Department for Biosystems Science and Engineering, ETH Zurich, Mattenstrasse 26, Basel 4058, Switzerland; Swiss Institute of Bioinformatics (SIB), Mattenstrasse 26, Basel 4058, Switzerland.
J Theor Biol. 2019 Nov 21;481:233-248. doi: 10.1016/j.jtbi.2018.12.002. Epub 2018 Dec 7.
Parameter estimation is a major challenge in computational modeling of biological processes. This is especially the case in image-based modeling where the inherently quantitative output of the model is measured against image data, which is typically noisy and non-quantitative. In addition, these models can have a high computational cost, limiting the number of feasible simulations, and therefore rendering most traditional parameter estimation methods unsuitable. In this paper, we present a pipeline that uses Gaussian process learning to estimate biological parameters from noisy, non-quantitative image data when the model has a high computational cost. This approach is first successfully tested on a parametric function with the goal of retrieving the original parameters. We then apply it to estimating parameters in a biological setting by fitting artificial in-situ hybridization (ISH) data of the developing murine limb bud. We expect that this method will be of use in a variety of modeling scenarios where quantitative data is missing and the use of standard parameter estimation approaches in biological modeling is prohibited by the computational cost of the model.

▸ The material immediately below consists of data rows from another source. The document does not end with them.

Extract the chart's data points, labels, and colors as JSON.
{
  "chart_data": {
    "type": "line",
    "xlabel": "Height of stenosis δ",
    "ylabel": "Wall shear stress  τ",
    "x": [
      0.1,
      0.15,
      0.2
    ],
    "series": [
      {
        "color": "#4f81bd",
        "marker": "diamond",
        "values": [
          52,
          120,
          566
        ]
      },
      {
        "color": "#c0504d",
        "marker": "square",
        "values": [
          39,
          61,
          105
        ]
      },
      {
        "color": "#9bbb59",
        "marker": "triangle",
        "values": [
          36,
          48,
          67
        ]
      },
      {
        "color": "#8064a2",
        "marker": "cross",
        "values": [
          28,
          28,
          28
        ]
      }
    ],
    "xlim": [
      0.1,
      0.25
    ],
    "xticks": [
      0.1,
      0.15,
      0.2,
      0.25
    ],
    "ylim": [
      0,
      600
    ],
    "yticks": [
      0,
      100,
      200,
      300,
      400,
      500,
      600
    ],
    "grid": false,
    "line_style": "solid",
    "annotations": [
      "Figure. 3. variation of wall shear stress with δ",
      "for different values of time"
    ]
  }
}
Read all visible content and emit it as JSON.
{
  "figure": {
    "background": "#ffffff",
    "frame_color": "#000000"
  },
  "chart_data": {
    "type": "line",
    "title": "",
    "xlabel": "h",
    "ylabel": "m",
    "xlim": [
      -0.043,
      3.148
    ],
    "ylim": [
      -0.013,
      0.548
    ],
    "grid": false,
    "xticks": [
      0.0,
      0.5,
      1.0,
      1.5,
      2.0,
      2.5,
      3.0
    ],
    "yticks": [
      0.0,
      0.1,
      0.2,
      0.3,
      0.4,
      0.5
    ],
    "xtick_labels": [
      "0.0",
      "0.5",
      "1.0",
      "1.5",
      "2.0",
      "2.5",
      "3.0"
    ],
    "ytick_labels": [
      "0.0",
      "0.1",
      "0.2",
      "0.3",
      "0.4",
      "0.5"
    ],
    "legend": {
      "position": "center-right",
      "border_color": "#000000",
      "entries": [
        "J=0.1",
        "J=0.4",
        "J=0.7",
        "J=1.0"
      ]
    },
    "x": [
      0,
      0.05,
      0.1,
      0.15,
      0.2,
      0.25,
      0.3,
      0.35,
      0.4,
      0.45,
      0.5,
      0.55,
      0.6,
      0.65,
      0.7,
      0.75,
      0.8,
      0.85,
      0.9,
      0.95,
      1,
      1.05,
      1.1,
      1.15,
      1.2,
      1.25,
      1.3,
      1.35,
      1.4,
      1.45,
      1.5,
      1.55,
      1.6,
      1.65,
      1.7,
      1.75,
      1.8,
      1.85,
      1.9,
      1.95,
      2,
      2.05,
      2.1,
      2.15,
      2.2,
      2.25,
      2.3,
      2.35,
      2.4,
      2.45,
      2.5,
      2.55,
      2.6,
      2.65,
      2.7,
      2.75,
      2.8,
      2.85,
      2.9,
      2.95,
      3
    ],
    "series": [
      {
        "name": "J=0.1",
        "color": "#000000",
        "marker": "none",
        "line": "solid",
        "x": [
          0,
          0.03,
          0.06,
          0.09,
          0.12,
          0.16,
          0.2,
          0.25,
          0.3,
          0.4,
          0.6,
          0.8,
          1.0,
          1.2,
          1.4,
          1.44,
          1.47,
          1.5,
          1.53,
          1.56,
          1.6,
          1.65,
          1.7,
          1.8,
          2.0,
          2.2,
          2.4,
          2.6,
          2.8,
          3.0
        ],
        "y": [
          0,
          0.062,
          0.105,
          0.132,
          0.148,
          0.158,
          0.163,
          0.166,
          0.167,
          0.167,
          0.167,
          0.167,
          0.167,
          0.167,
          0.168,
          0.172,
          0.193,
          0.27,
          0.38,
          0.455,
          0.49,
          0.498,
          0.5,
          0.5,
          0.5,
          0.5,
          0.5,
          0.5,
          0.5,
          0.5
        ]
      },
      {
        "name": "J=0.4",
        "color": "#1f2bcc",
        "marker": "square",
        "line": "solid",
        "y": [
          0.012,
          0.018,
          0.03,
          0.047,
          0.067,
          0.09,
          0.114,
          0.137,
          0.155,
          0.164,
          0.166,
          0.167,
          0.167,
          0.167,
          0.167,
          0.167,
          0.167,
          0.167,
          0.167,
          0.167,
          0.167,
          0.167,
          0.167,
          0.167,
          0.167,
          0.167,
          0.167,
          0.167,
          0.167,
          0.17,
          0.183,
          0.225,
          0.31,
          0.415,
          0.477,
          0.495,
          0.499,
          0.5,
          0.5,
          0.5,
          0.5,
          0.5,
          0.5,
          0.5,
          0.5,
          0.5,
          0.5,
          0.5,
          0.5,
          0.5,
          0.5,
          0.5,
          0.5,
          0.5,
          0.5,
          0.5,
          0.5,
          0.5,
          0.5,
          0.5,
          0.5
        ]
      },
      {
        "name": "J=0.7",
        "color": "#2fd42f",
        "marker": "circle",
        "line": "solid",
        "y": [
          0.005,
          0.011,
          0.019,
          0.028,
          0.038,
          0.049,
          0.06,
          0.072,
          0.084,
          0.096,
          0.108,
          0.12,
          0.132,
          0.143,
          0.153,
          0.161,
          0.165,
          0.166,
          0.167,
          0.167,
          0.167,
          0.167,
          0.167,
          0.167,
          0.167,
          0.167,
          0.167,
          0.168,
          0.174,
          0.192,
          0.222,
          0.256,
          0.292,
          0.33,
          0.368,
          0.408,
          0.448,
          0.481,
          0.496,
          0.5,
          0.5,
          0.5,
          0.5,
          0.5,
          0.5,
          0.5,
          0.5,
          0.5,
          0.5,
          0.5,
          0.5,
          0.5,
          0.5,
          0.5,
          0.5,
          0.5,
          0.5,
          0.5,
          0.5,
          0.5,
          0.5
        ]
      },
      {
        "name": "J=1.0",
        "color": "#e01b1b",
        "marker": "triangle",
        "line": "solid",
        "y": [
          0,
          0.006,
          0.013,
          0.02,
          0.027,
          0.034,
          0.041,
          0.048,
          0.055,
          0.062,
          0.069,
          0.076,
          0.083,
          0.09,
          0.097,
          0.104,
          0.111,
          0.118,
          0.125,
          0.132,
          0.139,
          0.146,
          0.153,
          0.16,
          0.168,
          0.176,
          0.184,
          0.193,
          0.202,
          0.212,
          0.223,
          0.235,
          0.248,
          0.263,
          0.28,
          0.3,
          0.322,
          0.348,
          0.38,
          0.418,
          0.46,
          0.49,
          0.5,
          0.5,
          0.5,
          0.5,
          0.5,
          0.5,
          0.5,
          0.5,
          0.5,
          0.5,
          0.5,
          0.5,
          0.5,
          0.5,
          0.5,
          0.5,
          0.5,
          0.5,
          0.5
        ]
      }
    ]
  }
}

参数估计是生物过程计算建模的主要挑战。在基于图像的建模中尤其如此,因为模型的固有定量输出是根据图像数据进行测量的,而图像数据通常是嘈杂的且是非定量的。此外,这些模型的计算成本可能很高,这限制了可行模拟的数量,从而使大多数传统的参数估计方法变得不合适。在本文中,我们提出了一种使用高斯过程学习从具有高计算成本的嘈杂、非定量图像数据中估计生物参数的流水线。该方法首先成功地对具有检索原始参数目标的参数函数进行了测试。然后,我们通过拟合发育中的鼠肢芽的人工原位杂交 (ISH) 数据将其应用于生物环境中的参数估计。我们期望该方法将在各种建模场景中得到应用,在这些场景中,定量数据缺失,并且由于模型的计算成本,生物建模中标准的参数估计方法是不允许的。